味のある最高裁とその限界?−300日問題の解決のヒント−その2
裁判は嫡出推定及び否認制度の合憲性を認めた一方で現行制度での不都合、特に300日問題の解決を立法府に求めたようであり、これはこれで味のある判決だと思います。
さて、前回説明した嫡出否認制度の例外を認めた昭和44年の最高裁判決の味わい深さを考えるために、大事なポイントをあげると
①子が遺伝子上の父に起こした訴訟=戸籍上の父は当事者になっていない
②子が遺伝子上の父に求めたのは認知=父子関係の形成
③訴訟の結果は子の請求を認め、父子関係が形成された=反射的に従来の戸籍上の父は「父」で無くなった
ということです。
ところで、300日問題が起こる典型的な原因は、戸籍上の夫が子の母に対し暴力を振るういわゆるDVですので、①戸籍上の父を当事者にしないことは、父との接触=暴力の危険を避けられるという当事者にとっては切実な意味があります。
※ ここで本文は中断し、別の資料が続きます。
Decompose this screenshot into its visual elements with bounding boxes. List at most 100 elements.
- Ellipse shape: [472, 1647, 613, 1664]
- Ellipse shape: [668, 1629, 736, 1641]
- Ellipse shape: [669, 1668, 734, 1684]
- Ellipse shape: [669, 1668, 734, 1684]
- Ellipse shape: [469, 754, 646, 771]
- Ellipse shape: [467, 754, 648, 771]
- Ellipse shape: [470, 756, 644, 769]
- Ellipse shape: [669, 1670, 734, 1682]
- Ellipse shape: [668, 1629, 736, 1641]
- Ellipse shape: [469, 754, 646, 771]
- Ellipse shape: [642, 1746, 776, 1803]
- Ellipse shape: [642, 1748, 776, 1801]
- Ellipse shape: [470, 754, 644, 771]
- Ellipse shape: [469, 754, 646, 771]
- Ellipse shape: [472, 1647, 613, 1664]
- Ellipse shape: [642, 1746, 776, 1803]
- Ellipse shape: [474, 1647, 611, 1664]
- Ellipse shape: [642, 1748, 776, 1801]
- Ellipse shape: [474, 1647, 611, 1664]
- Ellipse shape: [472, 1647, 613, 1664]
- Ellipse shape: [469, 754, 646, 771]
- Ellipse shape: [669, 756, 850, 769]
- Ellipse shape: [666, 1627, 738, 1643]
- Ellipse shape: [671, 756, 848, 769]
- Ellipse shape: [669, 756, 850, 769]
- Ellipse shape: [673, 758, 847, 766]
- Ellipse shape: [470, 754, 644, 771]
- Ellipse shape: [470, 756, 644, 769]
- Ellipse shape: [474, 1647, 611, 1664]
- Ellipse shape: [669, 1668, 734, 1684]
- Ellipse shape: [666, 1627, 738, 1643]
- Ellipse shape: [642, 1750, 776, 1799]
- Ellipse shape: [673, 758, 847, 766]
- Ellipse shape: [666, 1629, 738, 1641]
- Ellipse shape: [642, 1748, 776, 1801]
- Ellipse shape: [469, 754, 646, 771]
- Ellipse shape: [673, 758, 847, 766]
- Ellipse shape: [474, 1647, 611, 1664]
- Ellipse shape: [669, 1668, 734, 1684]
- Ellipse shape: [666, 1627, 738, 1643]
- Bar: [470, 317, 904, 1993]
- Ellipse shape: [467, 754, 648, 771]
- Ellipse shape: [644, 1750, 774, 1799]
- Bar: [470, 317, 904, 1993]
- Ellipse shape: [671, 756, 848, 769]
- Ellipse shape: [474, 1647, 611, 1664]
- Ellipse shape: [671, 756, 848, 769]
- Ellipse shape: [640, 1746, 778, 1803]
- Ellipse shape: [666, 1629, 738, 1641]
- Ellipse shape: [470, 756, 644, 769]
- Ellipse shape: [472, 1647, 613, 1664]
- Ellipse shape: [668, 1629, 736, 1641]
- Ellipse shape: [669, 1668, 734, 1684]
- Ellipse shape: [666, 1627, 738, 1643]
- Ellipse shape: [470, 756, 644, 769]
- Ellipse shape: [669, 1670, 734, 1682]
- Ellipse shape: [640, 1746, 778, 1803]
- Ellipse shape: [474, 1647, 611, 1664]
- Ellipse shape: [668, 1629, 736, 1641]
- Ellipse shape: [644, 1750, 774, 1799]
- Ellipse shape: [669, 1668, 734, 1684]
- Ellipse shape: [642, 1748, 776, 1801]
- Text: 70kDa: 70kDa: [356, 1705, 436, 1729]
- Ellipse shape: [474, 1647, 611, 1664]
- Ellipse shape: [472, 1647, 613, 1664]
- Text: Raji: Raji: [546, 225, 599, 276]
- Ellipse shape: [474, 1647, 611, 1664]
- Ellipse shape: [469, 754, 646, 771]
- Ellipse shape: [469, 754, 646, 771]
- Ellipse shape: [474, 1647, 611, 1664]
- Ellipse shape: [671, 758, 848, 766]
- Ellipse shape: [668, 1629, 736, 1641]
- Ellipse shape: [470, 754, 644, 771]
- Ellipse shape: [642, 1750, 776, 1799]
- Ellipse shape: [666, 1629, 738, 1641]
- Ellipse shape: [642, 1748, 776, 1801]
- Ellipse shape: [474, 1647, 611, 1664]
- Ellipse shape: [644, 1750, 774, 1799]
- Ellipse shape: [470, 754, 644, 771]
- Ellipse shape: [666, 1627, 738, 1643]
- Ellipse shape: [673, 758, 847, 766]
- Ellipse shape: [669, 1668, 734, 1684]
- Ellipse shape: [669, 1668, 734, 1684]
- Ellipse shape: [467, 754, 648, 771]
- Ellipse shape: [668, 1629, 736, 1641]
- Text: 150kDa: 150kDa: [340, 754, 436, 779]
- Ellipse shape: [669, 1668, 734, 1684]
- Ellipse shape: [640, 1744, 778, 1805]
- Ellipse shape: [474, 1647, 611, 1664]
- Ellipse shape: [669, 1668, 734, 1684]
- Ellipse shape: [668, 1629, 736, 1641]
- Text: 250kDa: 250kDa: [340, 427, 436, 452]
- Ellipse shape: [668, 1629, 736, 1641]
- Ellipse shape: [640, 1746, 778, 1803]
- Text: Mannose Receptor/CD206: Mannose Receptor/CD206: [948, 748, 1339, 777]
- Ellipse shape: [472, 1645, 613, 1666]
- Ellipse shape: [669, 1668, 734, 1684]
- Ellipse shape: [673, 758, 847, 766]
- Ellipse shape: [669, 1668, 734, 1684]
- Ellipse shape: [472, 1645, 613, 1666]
そしてそれが②遺伝子上の父=子の母のパートナー相手の認知訴訟で認められたということが極めて大きな意味があります。
この点を理解するためには「家事事件」の手続きを知る必要があります。
家手法257条1項「…調停を行うことができる事件について訴えを提起しようとする者は、まず家庭裁判所に家事調停の申立てをしなければならない。」
とされており、訴訟前に調停手続きを行うことになります。
調停というのは、話合いの手続きであり、認知調停では当事者である子と認知を求める相手(300日問題との関連では遺伝子上の父)とが話し合うことを意味します。
そして、認知等訴訟が後に控えている調停については
家手法277条1項「…次の各号に掲げる要件のいずれにも該当する場合には、家庭裁判所は、必要な事実を調査した上、第一号の合意を正当と認めるときは、当該合意に相当する審判…をすることができる…一 …合意が成立していること。」
家手法281条「…合意に相当する審判は、確定判決と同一の効力を有する。」
とされています。
つまり、
・話合い(調停)
→合意成立
→合意内容の正当性を裁判所が調査
→審判
という流れを経ることで、訴訟の判決と同じ効果が得られることになります。
このことと昭和44年の最高裁判決とをまとめて考えると、
・子がその遺伝子上の父に認知を求めて認知調停を申し立てて話合いをする
→調停で遺伝子上の父が子を認知する=子と遺伝子上の父の父子関係を成立させるという「合意」をする
→その認知という合意を裁判所が調査して正当と認めれば
→遺伝子上の父を「法的な父」とし、従来の戸籍上の父との間の嫡出関係=父子関係を否定する審判がされる
ということになります。
まず、少なくとも出産直後には子の母とその新しいパートナー=子の遺伝子上の父とは関係が良好なことが多く、認知調停でも合意できることが多いと思われます(ただ、最高裁の事例は違いました)。
次に、裁判所が調査する「正当性」は、認知調停による父子関係の否定は民法777条の嫡出否認の例外ですので、前回説明したとおり、「父子関係が明らかに無いこと」が中身になると考えられます。
これが昭和44年の最高裁判決の味わい深さであり、数年前に最高裁も明示的に300日問題の解決法の1つとして提示しました。これは
①DVを行なう戸籍上の父を当事者としなくてよく
②認知の合意が得られやすい子の遺伝子上の父との話合いで解決できる
という点で300日問題の解決に非常に役に立ちます。
ただ、もちろん限界があります。
それは「明らかに父子関係が無いこと」をどのように調査するか?という点が不明確であることです。また、この点について法律の条文も最高裁の判例も無く、裁判所により扱いが異なることも問題です。
具体的には長期間別居し、明らかに交流が無いこと資料を子(又はその母)が裁判所に提出できれば大体において裁判所は「明らかに父子関係が無い」と認めます。しかし、そういった資料が無い場合には裁判所によっては「戸籍上の父の話も聞く」という調査をする場合があり、そうすると暴力の危険から子(それを援助する母)が調停を取り下げざるを得ないことになりかねない、ということがママあり得ます。
また、前回説明したとおり、認知調停による父子関係の否定が民法777条の例外的場面であるため子と認知を求められている者との間のDNA鑑定が決定的な資料にならないのは、やむを得ないところです。
ただ、そういう限界がありつつも、認知調停による嫡出関係の否定は300日問題の解決のために大いに参考になる考え方だと思われます。
つまり、300日問題やその解決法の提案の是非を考えるにあたって、
上記の認知調停による解決法の改善を図る方向性か?
この方法の発想を基礎に新たな制度を構築する方向なのか?
という視点を持つことが、思考の整理に非常に有益と思われます。